Sol elimi sıcak elinin içine aldı Yavuz. Parmakları, parmaklarımın arasına sızarken güç vermek istercesine sıkmıştı. Canımın yandığı her an onun da canını yaktığımı biliyordum.
"Bundan sonra her şey çok daha iyi olacak."
Son sözlerimi de söyledikten sonra arkamı dönerek yürümeye başlamıştım.
"Sen doğru olanı yaptın."
Gözlerim yüzünü buldu. Haklıydı. Biliyordum. Üzülmüyordum da.
"Biliyorum."
Dedim. Gülümsedi. Çıkış yoluna döndü gözleri.
"Seni kafanı dağıtacak bir yere götüreceğim, hadi bakalım."
Parmaklarının arasında hissettiğim elini okşarken, boşta kalan elimi de koluna sarmıştım. Artık her şey çok daha güzel olacaktı.
~
Geçtiğimiz yol bana tanıdık gelirken, ağlamak yerine gülümsemeyi tercih etmiştim.
Beni anlamlı bir yere getirmişti.
Annemle, babama...
Arabadan inmeden önce bana dönerek göz kırpmıştı, sonrasında da arka kapıyı açarak ne zaman oraya koyduğunu dahi bilmediğim iki çiçek buketini eline almıştı.
Atışları hızlanan kalbimle, yanına adımladım.
"Diğerlerinin ne söylediğini umursama, senin konuşman gereken tek kişi ailen."
Bir buketi bana uzatırken diğeri de onda kalmıştı. Elimi yeniden tuttu. Hiç bırakmayacak gibi sıkı sıkıydı tutuşu.
Benimle beraber dakikalarca sohbet etmişti orada.
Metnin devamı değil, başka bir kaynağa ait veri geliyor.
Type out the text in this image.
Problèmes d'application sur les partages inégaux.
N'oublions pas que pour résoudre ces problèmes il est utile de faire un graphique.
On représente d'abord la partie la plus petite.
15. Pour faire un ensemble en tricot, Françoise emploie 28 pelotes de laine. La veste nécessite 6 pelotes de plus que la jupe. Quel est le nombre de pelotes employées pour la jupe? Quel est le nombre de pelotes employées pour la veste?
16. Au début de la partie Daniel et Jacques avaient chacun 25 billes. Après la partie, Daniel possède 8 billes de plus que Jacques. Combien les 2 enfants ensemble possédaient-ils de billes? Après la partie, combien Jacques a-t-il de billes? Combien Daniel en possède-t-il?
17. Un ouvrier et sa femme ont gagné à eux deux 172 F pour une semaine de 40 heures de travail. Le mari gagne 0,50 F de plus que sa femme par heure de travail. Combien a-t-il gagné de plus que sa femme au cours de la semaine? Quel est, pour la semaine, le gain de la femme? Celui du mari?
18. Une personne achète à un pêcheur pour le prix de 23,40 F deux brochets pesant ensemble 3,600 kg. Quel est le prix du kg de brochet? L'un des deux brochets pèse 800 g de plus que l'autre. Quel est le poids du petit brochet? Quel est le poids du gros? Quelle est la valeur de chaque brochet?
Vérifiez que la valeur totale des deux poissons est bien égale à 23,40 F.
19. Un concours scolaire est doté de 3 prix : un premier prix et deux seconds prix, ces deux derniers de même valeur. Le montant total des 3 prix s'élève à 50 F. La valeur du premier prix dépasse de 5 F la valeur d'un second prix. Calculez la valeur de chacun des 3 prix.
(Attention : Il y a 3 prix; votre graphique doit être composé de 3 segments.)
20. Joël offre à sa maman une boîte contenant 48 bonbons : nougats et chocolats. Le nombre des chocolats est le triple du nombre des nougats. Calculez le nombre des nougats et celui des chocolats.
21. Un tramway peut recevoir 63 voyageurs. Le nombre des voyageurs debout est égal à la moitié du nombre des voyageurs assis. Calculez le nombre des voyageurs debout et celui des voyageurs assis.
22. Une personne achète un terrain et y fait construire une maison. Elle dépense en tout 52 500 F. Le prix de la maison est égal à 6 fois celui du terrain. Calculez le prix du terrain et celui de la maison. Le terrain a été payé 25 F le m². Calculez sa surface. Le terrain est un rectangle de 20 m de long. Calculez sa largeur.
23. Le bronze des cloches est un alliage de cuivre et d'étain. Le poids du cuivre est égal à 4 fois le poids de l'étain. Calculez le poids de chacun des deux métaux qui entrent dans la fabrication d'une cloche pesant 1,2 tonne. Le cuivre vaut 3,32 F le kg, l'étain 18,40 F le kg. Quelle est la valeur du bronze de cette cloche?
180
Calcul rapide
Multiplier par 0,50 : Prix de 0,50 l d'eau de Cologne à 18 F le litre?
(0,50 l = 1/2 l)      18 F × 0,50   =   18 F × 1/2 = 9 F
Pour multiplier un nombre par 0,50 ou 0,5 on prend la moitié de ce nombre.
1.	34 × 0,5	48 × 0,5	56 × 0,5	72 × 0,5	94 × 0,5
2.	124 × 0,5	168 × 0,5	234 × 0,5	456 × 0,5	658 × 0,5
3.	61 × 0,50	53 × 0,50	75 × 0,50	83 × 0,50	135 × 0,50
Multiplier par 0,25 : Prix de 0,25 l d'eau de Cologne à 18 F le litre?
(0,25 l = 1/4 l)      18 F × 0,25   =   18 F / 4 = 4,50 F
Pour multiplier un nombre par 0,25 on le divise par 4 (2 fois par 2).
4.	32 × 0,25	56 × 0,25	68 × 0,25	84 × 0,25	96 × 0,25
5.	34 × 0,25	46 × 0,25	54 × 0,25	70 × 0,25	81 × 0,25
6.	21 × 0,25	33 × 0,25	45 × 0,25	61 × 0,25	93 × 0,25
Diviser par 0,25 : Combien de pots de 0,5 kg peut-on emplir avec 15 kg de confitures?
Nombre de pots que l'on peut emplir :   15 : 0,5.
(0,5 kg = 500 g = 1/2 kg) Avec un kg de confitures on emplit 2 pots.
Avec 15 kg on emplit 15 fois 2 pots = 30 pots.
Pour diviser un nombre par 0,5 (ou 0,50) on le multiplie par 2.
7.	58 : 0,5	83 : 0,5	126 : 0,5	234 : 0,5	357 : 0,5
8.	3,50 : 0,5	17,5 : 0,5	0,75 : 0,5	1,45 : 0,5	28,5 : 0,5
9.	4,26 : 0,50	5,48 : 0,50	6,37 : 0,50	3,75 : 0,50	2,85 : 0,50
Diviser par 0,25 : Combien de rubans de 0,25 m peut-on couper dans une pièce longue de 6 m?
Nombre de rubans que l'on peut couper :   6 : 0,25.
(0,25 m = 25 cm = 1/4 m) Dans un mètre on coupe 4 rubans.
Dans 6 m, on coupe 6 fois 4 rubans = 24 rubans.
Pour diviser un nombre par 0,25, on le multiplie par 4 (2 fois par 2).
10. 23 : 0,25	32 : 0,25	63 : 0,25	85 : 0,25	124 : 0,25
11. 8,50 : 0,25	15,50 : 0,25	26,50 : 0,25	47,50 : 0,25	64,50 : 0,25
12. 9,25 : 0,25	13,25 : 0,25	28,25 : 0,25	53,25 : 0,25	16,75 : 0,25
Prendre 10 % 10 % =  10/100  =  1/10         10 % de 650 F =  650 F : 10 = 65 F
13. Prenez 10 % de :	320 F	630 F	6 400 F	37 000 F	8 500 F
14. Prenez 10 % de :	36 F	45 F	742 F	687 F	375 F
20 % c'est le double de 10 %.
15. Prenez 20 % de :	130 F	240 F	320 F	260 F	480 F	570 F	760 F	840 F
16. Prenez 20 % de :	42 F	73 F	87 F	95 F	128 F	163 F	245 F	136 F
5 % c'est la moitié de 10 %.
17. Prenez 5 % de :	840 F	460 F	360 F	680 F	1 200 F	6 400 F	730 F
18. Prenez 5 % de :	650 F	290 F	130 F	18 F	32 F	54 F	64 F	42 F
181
Biraz ağladım, biraz gülümsedim.
Ama en çok mutluydum.
İyi ki hayatıma girmişti.
~
Yazardan:
Beyaz fincanın içindeki kahvenin dumanı üzerinde buram buram tüterken, gözlerini kapatarak bir yudum almıştı genç adam.
Keyfi yerindeydi.
Adliyeden çıktıktan sonra mezarlığa götürdüğü karısının mutlululuğu onun da mutlu olma sebebiydi.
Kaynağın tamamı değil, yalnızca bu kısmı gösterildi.